When Sinha’s not at high school—where he’s frustrated by English and history, just like any other student—or in the university lab, he serves as an ambassador with the Multiple Sclerosis Society of Canada. He spends time every week with an MS patient. “She has no family, so it means a lot to her to see someone,” he says of the patient. “And it means a lot to me, because I can make an impact on someone’s life.”
In his second year at the University of Ottawa, Mike Fancie was a student activist—concerned with the Ontario government’s decision to end a tuition-fee freeze—without a political party. But then the campus New Democrats needed someone who spoke French for an upcoming debate. “I said, ‘Well, I’m not doing it because I’m a New Democrat, I’m doing it because I like to debate people,’ ” recalls Fancie, now 25, and originally from Montreal. As it turned out, he says, he was more of a “dipper” than he thought.

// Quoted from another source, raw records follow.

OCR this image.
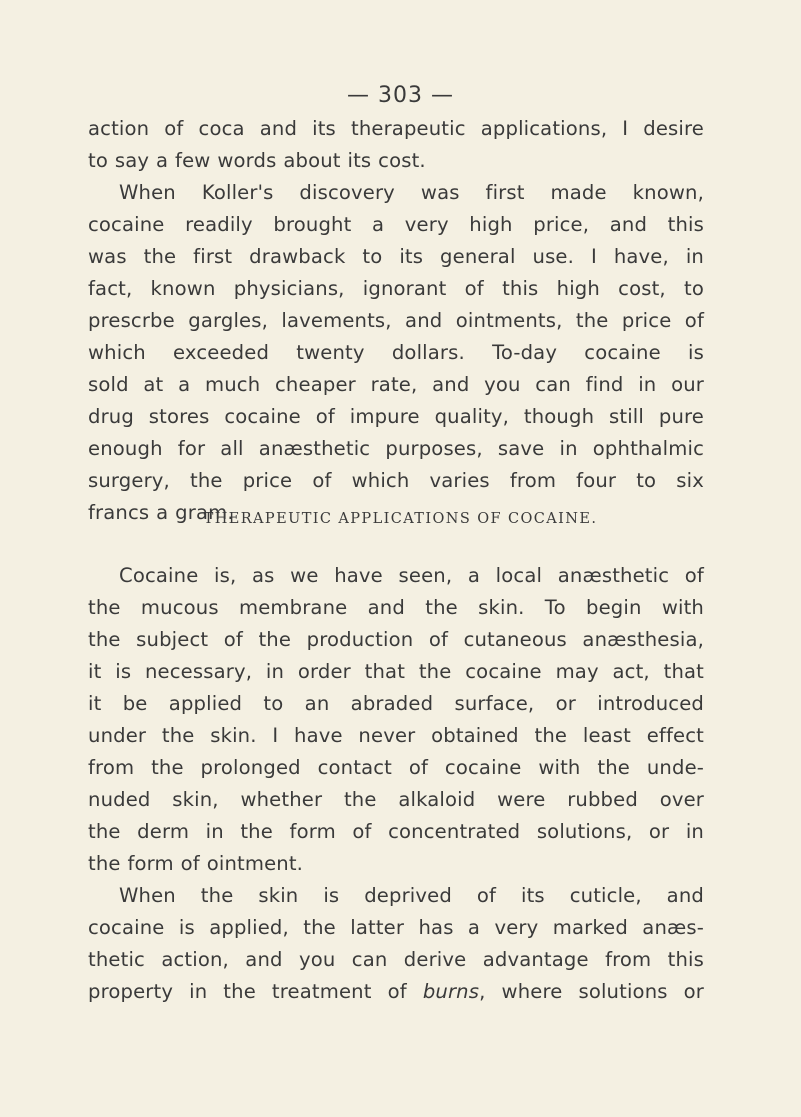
— 303 —
action of coca and its therapeutic applications, I desire
to say a few words about its cost.
When Koller's discovery was first made known,
cocaine readily brought a very high price, and this
was the first drawback to its general use. I have, in
fact, known physicians, ignorant of this high cost, to
prescrbe gargles, lavements, and ointments, the price of
which exceeded twenty dollars. To-day cocaine is
sold at a much cheaper rate, and you can find in our
drug stores cocaine of impure quality, though still pure
enough for all anæsthetic purposes, save in ophthalmic
surgery, the price of which varies from four to six
francs a gram.
THERAPEUTIC APPLICATIONS OF COCAINE.
Cocaine is, as we have seen, a local anæsthetic of
the mucous membrane and the skin. To begin with
the subject of the production of cutaneous anæsthesia,
it is necessary, in order that the cocaine may act, that
it be applied to an abraded surface, or introduced
under the skin. I have never obtained the least effect
from the prolonged contact of cocaine with the unde-
nuded skin, whether the alkaloid were rubbed over
the derm in the form of concentrated solutions, or in
the form of ointment.
When the skin is deprived of its cuticle, and
cocaine is applied, the latter has a very marked anæs-
thetic action, and you can derive advantage from this
property in the treatment of burns, where solutions or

Through an acquaintance who worked for Olivia Chow, he ended up volunteering in the NDP MP’s Ottawa office. When the Harper government fell in 2011, he did advance work for Jack Layton’s national election tour. And when that campaign resulted in 103 NDP MPs, Fancie became an assistant to Pierre-Luc Dusseault, who, at 19, was the youngest person ever elected to the House of Commons. “I really like the opportunity to play a more supportive role,” Fancie says. “Maybe it’s just because I haven’t completely thought out where I want to be in five or six years, but I think being part of the wider progressive movement right now means supporting and helping. The nitty-gritty details of campaigning are things that I’m really passionate about and, as a candidate, you just don’t get to do that.”

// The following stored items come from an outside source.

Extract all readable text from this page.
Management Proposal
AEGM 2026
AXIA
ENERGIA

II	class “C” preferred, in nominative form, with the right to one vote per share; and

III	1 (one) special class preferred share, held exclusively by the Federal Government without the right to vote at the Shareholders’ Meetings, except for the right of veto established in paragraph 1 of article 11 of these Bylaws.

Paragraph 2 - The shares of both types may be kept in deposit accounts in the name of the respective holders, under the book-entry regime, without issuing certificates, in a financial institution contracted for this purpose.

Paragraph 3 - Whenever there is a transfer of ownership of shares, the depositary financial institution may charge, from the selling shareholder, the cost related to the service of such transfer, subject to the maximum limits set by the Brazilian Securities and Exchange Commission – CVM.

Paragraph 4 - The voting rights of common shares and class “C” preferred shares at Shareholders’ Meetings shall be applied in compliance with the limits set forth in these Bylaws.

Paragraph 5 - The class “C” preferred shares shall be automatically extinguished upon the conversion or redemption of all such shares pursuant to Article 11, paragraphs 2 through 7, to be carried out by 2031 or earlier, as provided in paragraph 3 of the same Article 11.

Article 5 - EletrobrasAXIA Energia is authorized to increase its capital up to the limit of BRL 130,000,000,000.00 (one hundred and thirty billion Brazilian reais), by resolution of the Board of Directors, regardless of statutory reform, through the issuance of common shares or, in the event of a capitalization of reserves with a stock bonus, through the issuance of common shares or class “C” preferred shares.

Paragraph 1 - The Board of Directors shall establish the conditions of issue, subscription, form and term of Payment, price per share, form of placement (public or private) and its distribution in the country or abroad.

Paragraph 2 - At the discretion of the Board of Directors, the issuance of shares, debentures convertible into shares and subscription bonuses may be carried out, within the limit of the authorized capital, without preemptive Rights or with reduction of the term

Fancie, who graduated with a degree in international studies, went on to work as a social media coordinator for Thomas Mulcair’s successful leadership campaign and is now communications coordinator for the Broadbent Institute in Ottawa—former NDP leader Ed Broadbent’s attempt to build a centre for social democratic thought and advocacy. “I think we are at a bit of a fork in the road in the way that we think about our government and the way we think about society,” he says. “So I think that being involved in the process is an important experience at this point in time.”

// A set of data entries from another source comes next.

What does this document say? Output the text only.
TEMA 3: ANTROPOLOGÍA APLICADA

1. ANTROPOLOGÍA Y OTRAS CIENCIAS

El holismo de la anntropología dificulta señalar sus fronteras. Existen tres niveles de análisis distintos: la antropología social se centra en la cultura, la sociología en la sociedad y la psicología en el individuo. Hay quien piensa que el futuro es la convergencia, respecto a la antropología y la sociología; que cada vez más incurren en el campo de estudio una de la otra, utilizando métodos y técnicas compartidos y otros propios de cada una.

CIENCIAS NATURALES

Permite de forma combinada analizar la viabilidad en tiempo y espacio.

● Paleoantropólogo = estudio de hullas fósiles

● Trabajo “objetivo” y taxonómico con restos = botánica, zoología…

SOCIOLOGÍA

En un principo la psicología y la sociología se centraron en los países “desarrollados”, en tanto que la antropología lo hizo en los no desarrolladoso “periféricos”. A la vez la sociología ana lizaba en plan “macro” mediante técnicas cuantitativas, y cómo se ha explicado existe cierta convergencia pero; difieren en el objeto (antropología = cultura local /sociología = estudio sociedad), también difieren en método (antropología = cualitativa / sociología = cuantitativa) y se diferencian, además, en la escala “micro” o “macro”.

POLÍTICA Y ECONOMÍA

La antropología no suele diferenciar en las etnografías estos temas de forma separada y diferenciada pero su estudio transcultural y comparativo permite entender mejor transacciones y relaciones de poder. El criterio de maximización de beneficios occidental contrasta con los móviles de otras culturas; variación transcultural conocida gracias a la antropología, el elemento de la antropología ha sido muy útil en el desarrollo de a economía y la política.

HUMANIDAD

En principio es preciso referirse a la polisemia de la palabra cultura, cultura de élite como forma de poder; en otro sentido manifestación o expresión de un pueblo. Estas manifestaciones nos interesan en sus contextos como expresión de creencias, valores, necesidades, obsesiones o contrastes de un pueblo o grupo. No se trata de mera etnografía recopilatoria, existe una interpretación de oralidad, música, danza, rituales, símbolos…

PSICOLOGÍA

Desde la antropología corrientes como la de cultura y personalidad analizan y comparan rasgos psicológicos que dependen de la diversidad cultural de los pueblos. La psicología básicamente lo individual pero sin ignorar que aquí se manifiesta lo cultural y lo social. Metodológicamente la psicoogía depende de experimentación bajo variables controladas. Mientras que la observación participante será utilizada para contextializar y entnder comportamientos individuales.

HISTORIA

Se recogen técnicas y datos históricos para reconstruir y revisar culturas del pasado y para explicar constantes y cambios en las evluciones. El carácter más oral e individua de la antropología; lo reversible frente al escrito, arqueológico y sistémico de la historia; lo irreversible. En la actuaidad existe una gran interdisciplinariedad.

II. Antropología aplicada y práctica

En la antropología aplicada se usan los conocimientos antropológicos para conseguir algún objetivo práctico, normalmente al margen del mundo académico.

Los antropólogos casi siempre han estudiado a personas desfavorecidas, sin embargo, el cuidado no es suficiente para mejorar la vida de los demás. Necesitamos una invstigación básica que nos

Middle-school science experiments typically revolve around volcanoes erupting by mixing baking soda and vinegar, but 13-year-old Dheevesh Arulmani was far more interested in the future of renewable energy. Passionate about science, technology and the environment, he wanted to develop a project on fuel cells—cells that produce electric energy from the chemical reactions of fuels, such as hydrogen or methanol. At 13, he created his bio-inspired photonic fuel cell, through which photosensitizers use solar power to increase the rate of electricity production.
Photosensitizers can enhance the power output of fuel cells by 60 to 90 per cent. It’s a breakthrough that has a lot of potential in the real world,” says Arulmani, now 17. “In the future, these fuel cells have applications for everything from cellphones to laptops to automobiles to industrial applications.”
Arulmani is one of 20 young Canadians repeatedly invited to attend the Intel International Science and Engineering Fair. In 2010, then a Grade 9 student, he won second place at the fair and picked up Google’s first-place award in the “future of energy” category.
He has spent the last few years working in the electrochemistry lab at the University of Ontario Institute of Technology in Oshawa, Ont. While being the youngest person there was intimidating at first, he says the steep learning curve has been well worth it. “It’s been an incredible opportunity to develop my research and develop my knowledge.”
Now Arulmani is trying to decide between Harvard University and the Massachusetts Institute of Technology, both of which accepted him for September admittance. He hopes to further his fuel-cell research and believes it could one day be revolutionary. “In the next 10 or 15 years, this could certainly be the next power source that replaces fossil fuels.”